The late night Prom presented by the BBC Scottish Symphony Orchestra conducted by Ilan Volkov on the 19th of August is the kind that is guaranteed to draw an audience whose interest and enthusiasm is in inverse proportion to its size. I think there used to be more of them, but it’s hard to be sure. John White, born in 1936, is a rather legendary figure of one wing of the British avant garde, associated with composers such as Cornelius Cardew, Gavin Bryars, Howard Skepton, Roger Smalley, and Dave Smith, as well as Michael Finnissy. He is best known for his piano sonatas, of which there at least 200. People who know his music are devoted to it, but it rarely gets played. This performance of his Chord-Breaking Machine from 1971 was the first one I’ve encountered. The piece involves short rhythmic patters repeated at different rates in the winds and strings, while the brass sustain the harmonies produced thereby, against conflicting rhythmic patters in the percussion. The process as set up blurs the edges of the boundaries of the movement in time from one harmony and the next. It’s really an early minimalist process piece dating from a time before the genre had been conclusively named. This was a very good example of it, with lots of energy, and it was enjoyable and interesting, although it seemed a bit short.

Gerald Barry’s No other people has something to do with Raymond Roussel’s New Impressions of Africa, a poem whose technique of composition, as explained in Barry’s program notes, is somewhat like the oulipo exercise where one does a “translation” of a poem into another language not by translating the meaning of the words but by assembling words in the other language which have similar sounds to the original, but in this case, apparently, more sustained over the course of the work and further extended to its structure. In addition the poem was “illustrated:” by an artist, described by Barry as a hack, who never met the poet or read the poem, but was following directions given to him by Roussel through a private investigator. The pictures, Barry writes, are “impersonal, the people in them unaware that they lead another life in a poem of which they know nothing.” The sense of elements not quite consciously fitting together, but nonetheless having a strength and cohesion through a sort of obstinate determination, and being, ultimately, compelling and satisfying, is, it seems to me, characteristic of Barry’s music. This particular piece, though, seemed to lack the hard edge and the obstinance to make it quite work, so what came out seemed repetitious and rambling, and ultimately a little unconvincing, and, since it is based on a sort of nonsense, not something that one can much remember.

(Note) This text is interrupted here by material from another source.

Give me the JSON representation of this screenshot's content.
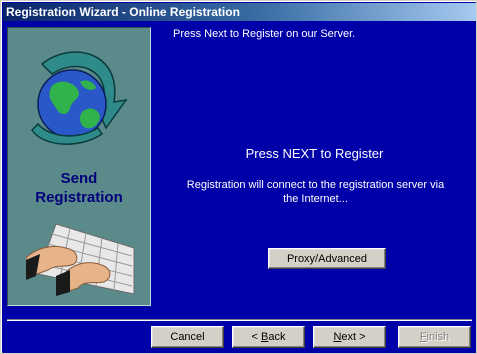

Frederic Rzewski was the soloist in his Piano Concerto, which had been commissioned by the BBC and was receiving its first performance. Written for a small, ‘classical-sized’ orchestra of double winds and two horns, with the addition of tuba and percussion, the piece is in four movements and lasts about 20 minutes; the program notes said that two of the minutes consisted of improvisation by the soloist, without giving in clues as to where they were, and hearing the piece didn’t make it clearer. Unlike the piano writing in a lot of the music for which Rzewski is well known, the soloist’s part in this work was not particularly showy or bravura, nor was there the dramatic strategy of opposing the soloist and the orchestra found in many concertos ; here the piano was, in Rzewski’s words, “mostly…just part of the band.” The first two movements were in a sort of near American neo-classic style, somewhat in the manner of early Lukas Foss or David Diamond; the beginning movement was fast and muscular, the second a faster and lighter three part scherzo. The third movement was slow and motionless with periodic faster figuration of increasing speed. The last was a kind of perpetual fugal exposition which, without necessarily articulating any kind of structure, went on for a while and stopped. This seemed to be more or less the kind of music which Rzewski fought against in his youth. He’s become his father.

The major piece on the program was Coptic Light by Morton Feldman. His last orchestral piece, it’s certainly one of his best and the epitome of what his music was like from his earliest works: quiet, sure, luminous, spellbinding and beautiful. The performance was magisterial and moving.

Param Vir’s Cave of Luminous Mind, a BBC commission, began the Proms concert on August 21 presented by the BBC Symphony Orchestra conducted by Skari Oramo. The title refers to the Tibetan sage Milarepa, who spent years of his quest for enlightenment meditating in a series of caves, each of which he eventually named; one of them, the ‘Cave of Luminous Awareness,’ was the source of Vir’s title. The work is about twenty minutes long, and is in two movements. The first is a motionless field, of what Vir dexcribes as “Radiant tetures…embedded within shimmering harmonic fields of varying density,” on which are set at various times, interjections of varying lengths, intensity, and speed; some are highly virtuosic solos cadenzas, and some more textural and involving groups of instruments. The second, which is about half as long as the first, is fast and bustling and highly directional. Its aim of having a slam bang finish is somewhat undercut by the fact that it path to the end is littered with a few too many windups. The Cave of Luminous Mind is a big, ambitious piece, realized with enormous skill and control.